Before the pandemic, much of the outreach included on-site action, where students and Hunger Center staff members would set up informational tables where they’d help members of the public answer their SNAP-related questions and fill out the complicated paperwork.
While this is making more of a comeback now, Gorman said their biggest resource during the height of the pandemic was offering the hotline calls. According to Gorman, Rhode Island is one of the more food insecure states in New England, so offering these resources is particularly important to the community.
Orianna Carvalho, a behavioral science doctoral student, has been working as the Hunger Center’s research assistant for approximately a year. In her position, she coordinates the SNAP outreach program by scheduling on-site visits, trains outreach workers and helps run the hotline.
Carvalho said that fielding the hotline calls is a highlight of her position.

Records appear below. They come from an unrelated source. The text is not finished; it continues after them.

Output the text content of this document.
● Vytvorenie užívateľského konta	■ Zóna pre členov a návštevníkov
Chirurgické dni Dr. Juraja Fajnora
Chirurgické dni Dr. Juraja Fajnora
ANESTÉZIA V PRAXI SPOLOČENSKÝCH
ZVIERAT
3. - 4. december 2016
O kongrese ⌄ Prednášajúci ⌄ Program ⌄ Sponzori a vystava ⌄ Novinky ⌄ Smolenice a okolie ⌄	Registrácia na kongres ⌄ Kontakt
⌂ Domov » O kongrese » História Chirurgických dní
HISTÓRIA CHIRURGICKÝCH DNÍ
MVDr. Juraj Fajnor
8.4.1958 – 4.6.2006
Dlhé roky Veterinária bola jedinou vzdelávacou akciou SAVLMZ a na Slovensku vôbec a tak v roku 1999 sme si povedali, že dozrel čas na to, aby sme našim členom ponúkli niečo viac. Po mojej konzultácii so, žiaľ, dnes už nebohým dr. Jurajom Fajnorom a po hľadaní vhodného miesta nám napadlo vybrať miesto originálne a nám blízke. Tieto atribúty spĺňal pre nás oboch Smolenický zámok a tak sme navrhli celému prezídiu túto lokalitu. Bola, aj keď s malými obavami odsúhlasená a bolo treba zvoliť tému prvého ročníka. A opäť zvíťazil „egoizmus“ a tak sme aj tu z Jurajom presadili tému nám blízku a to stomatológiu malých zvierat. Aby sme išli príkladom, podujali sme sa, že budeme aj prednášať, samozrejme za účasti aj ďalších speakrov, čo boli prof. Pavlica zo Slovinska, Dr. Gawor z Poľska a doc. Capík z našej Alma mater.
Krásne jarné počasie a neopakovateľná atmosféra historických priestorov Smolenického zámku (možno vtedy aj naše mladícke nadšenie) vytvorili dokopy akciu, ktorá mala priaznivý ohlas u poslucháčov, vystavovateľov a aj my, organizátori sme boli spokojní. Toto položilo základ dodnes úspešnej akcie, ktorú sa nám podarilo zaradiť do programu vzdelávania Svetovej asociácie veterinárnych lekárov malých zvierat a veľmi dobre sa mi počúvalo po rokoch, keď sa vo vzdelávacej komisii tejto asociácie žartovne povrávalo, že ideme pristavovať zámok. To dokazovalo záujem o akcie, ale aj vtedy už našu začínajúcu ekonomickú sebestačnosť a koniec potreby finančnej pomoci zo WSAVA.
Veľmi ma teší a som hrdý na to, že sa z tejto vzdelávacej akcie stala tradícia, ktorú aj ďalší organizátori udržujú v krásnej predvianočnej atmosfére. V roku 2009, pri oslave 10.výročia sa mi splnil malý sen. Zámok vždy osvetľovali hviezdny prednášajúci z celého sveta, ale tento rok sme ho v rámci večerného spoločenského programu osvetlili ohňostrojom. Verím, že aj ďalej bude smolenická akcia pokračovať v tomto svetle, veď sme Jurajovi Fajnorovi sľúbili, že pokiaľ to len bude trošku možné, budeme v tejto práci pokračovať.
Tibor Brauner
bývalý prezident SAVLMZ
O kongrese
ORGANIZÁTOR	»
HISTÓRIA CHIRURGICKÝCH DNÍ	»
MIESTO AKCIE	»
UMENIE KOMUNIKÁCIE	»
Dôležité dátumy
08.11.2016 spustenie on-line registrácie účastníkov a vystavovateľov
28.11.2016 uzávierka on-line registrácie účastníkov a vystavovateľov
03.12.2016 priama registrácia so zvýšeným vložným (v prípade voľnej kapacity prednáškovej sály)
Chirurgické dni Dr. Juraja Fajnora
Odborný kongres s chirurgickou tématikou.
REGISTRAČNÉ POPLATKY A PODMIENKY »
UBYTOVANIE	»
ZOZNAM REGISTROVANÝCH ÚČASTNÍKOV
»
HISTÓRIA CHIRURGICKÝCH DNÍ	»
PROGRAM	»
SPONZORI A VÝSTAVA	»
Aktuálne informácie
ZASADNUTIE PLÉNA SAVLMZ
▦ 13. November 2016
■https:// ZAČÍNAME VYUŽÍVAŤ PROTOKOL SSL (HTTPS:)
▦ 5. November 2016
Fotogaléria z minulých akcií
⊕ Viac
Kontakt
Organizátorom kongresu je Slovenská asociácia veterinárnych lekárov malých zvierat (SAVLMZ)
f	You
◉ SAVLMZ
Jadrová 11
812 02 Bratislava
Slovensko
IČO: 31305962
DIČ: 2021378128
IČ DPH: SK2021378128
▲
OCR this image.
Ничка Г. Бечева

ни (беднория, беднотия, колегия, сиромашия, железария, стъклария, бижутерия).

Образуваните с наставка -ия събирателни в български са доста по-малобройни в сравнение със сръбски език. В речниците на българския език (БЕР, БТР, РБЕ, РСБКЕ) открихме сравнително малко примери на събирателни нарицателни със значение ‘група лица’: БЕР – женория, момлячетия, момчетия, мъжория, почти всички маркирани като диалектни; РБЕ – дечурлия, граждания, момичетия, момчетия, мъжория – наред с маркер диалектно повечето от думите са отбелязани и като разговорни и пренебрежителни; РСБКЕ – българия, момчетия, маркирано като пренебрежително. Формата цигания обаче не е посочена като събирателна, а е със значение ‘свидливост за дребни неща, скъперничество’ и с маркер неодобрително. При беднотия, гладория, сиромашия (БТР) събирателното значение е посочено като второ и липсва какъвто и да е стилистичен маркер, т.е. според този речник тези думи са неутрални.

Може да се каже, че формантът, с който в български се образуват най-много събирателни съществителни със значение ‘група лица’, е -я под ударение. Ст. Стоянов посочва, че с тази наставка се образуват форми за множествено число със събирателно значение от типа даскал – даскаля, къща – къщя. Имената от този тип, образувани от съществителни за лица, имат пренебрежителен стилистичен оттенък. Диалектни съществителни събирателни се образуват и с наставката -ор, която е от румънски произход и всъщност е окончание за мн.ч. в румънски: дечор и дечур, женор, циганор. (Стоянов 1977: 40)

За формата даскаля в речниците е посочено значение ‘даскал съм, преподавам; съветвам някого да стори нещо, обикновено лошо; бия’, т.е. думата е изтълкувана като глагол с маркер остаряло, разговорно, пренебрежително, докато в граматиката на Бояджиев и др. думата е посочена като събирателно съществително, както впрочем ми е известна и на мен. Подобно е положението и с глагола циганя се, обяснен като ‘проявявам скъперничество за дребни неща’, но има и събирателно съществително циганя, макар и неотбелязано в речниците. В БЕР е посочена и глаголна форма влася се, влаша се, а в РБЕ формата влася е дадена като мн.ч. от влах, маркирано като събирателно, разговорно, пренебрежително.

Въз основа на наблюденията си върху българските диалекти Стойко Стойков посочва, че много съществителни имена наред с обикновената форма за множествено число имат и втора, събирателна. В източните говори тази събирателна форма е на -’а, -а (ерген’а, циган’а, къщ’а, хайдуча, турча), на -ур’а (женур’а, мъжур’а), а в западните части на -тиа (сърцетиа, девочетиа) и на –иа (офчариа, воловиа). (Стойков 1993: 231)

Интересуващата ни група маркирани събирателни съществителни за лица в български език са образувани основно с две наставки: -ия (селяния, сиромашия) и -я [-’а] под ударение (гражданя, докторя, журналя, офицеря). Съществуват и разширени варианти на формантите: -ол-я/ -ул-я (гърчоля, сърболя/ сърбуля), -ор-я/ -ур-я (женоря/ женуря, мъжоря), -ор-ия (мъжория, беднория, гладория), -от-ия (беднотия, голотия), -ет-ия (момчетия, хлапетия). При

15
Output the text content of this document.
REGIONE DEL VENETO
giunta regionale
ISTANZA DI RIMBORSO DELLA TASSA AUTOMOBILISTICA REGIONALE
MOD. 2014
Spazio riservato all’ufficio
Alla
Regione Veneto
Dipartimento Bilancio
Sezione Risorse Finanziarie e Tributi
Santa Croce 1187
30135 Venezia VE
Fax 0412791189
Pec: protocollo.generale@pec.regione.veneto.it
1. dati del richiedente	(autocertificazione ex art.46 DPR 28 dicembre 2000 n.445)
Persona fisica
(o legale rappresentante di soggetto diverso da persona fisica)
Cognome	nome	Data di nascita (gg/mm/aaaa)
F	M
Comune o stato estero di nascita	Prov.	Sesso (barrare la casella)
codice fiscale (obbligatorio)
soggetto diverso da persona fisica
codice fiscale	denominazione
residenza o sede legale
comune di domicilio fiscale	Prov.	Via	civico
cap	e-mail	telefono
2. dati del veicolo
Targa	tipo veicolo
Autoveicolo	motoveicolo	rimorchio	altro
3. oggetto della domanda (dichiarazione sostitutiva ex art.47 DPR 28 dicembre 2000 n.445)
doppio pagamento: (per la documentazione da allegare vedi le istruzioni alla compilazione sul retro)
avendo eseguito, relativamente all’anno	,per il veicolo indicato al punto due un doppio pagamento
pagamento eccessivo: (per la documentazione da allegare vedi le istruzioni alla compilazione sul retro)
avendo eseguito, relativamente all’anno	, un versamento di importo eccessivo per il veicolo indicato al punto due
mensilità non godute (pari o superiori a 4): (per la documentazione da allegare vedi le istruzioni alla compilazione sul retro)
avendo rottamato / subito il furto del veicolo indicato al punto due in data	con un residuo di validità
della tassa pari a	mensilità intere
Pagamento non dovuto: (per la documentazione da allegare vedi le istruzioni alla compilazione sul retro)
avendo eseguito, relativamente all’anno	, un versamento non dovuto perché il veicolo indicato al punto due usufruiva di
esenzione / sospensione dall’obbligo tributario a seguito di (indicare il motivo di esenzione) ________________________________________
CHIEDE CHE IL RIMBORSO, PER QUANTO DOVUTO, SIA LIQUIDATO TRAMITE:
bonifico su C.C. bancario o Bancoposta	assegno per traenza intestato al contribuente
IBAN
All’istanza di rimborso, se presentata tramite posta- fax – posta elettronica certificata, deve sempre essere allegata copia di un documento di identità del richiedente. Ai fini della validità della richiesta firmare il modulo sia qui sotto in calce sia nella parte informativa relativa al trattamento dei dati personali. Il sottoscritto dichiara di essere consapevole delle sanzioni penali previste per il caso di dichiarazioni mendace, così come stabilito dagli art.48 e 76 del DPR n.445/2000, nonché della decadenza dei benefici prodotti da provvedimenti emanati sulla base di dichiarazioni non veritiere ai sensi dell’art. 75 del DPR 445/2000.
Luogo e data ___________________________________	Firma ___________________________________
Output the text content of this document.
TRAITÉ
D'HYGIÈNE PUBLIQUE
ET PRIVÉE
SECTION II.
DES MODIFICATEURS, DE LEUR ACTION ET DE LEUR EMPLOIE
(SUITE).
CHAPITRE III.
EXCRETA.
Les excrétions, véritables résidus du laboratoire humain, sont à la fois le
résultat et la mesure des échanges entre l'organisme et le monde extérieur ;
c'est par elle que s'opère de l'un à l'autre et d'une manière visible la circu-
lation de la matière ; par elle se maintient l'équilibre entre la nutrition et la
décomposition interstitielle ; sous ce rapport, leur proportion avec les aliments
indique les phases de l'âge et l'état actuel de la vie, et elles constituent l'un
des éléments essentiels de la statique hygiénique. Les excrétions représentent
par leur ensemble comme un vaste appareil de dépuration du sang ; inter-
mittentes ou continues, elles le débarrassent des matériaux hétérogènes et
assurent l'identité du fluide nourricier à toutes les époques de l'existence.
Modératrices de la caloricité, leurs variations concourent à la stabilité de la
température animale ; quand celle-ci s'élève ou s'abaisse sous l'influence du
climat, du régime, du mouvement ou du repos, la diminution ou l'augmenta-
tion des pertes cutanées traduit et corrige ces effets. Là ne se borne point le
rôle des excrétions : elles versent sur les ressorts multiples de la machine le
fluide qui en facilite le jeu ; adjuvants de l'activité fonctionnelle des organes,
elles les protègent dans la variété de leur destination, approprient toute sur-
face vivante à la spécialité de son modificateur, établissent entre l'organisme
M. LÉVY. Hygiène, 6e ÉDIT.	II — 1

She said she took many calls the day before Thanksgiving, and it was rewarding to listen to the people tell their stories to her and get their questions answered, too.
She also works closely alongside Gorman in her work at the Hunger Center and has taken her classes in previous semesters.
“No really teaches these things from the perspective that she teaches,” Carvalho said. “What is often understated in diversity and inclusion is differing abilities and differing socioeconomic statuses as well, just different income levels, and I think that’s one of the things that makes what she and the Hunger Center have to offer so unique.”
In addition to running the Hunger Center, Gorman also oversees the hunger studies minor that URI offers. Gorman wears multiple hats: researcher, professor and director, but her primary appointment is to the director position. She teaches PSY 130G: The Problem of Hunger in the U.S. each spring.
“Inevitably, at the end of the semester, several students will say to me, independently, ‘I had no idea about this,’ and ‘how come I don’t know about this?’” Gorman said. “Where would you learn this? This is not something we teach about, usually. I always say educate yourself about any kind of social issue; it doesn’t have to be hunger and food insecurity. It could be domestic violence or women’s issues or voter issues or racial profiling, you see how they’re all connected.”